In a few more generations they will write poems and sagas about me that will fill that aforementioned parakeet's cage. This is my legacy to all of you. You get what you deserve, although I always get screwed. I will expound upon this injustice in a future work entitled: Common Complaints from Mediocre WritersDon't hold your breath on this one. The scope and scale of content is voluminous


There are very few limitations to the human imagination, at least not many which I can imagine. Our lives are already limited by time, our writing should be timeless. I could go on about the tyranny of deadlines for 1,000 pages more, but I have a deadline to meet.


9. Don't beat yourself up if your greatest ideas are seldom appreciated.

That's what critics are for and they have a mortgage to pay as well. Cut them some slack and then bribe them and every publisher you can afford to return the courtesy. I don't understand the intricacies of this rule but apply a theory if it works. If the theory fails, it's just you. You're a total loser! You have been a delusion of adequacy your entire life! You couldn't write a "See Dick Run" book if your entire useless existence depended on it. Look forward to the day when someone with real talent will figure out how to recycle your DNA into a creature with a purpose. But until that eventually, just keep working the theory. If your theory stops working, write some new ones. You can do that. You're a goddamn writer!

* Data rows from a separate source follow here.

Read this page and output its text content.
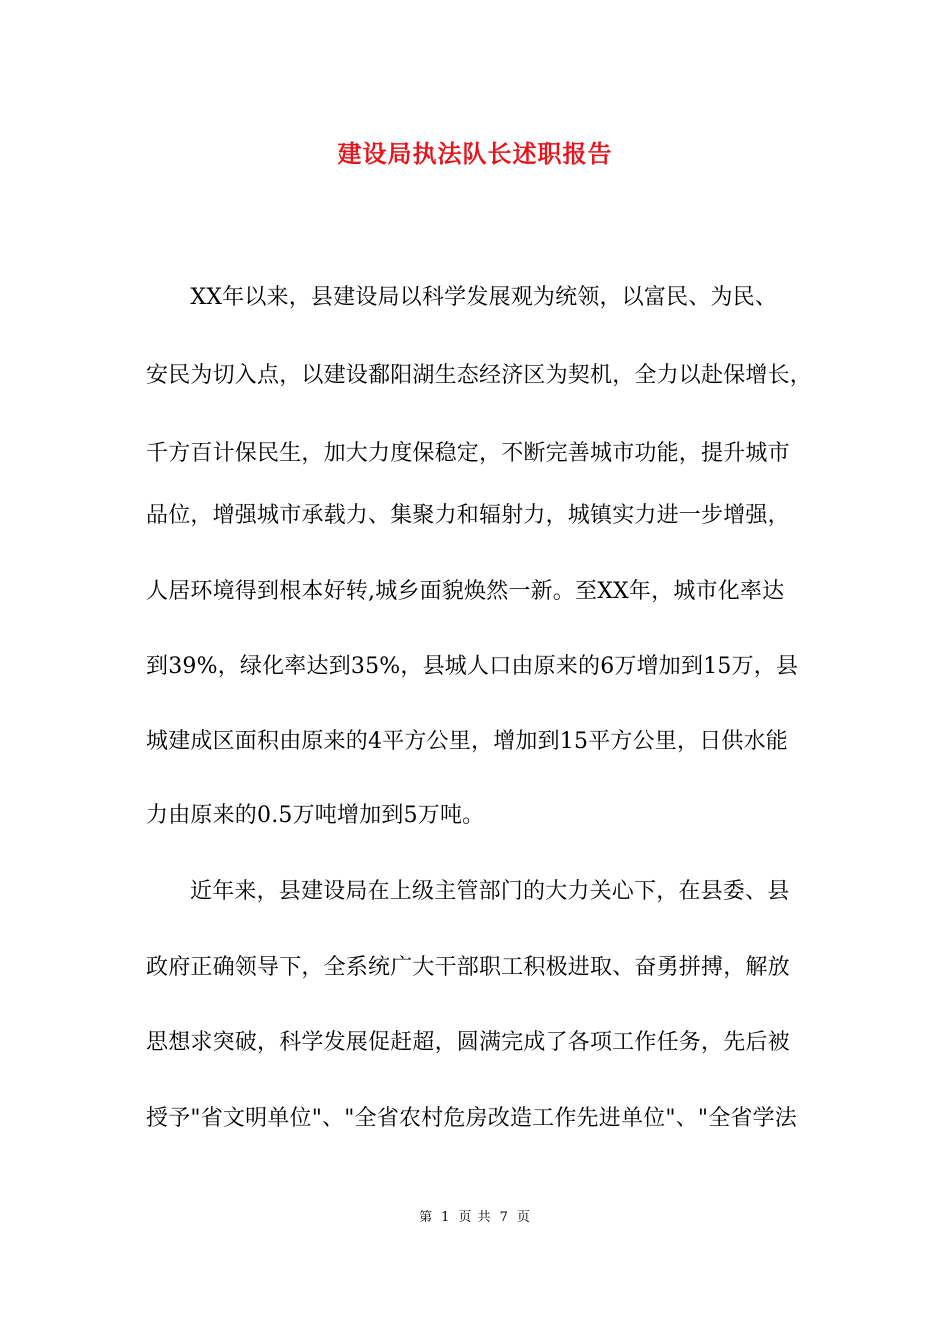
建设局执法队长述职报告
　　XX年以来，县建设局以科学发展观为统领，以富民、为民、
安民为切入点，以建设鄱阳湖生态经济区为契机，全力以赴保增长，
千方百计保民生，加大力度保稳定，不断完善城市功能，提升城市
品位，增强城市承载力、集聚力和辐射力，城镇实力进一步增强，
人居环境得到根本好转,城乡面貌焕然一新。至XX年，城市化率达
到39%，绿化率达到35%，县城人口由原来的6万增加到15万，县
城建成区面积由原来的4平方公里，增加到15平方公里，日供水能
力由原来的0.5万吨增加到5万吨。
近年来，县建设局在上级主管部门的大力关心下，在县委、县
政府正确领导下，全系统广大干部职工积极进取、奋勇拼搏，解放
思想求突破，科学发展促赶超，圆满完成了各项工作任务，先后被
授予"省文明单位"、"全省农村危房改造工作先进单位"、"全省学法
第 1 页 共 7 页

10. Never fall into the trap of following the rules

The truly great writers were always adventurous, intrepid, and fearless. But the rest of us are just nerdy introverts that are far too lazy to remember the rules, let alone follow the damn indecipherable things.

So, you just keep on writing because that's what you love to do. After all, a life built around love can't be a total waste, can it?



...and always end the rules with a question mark.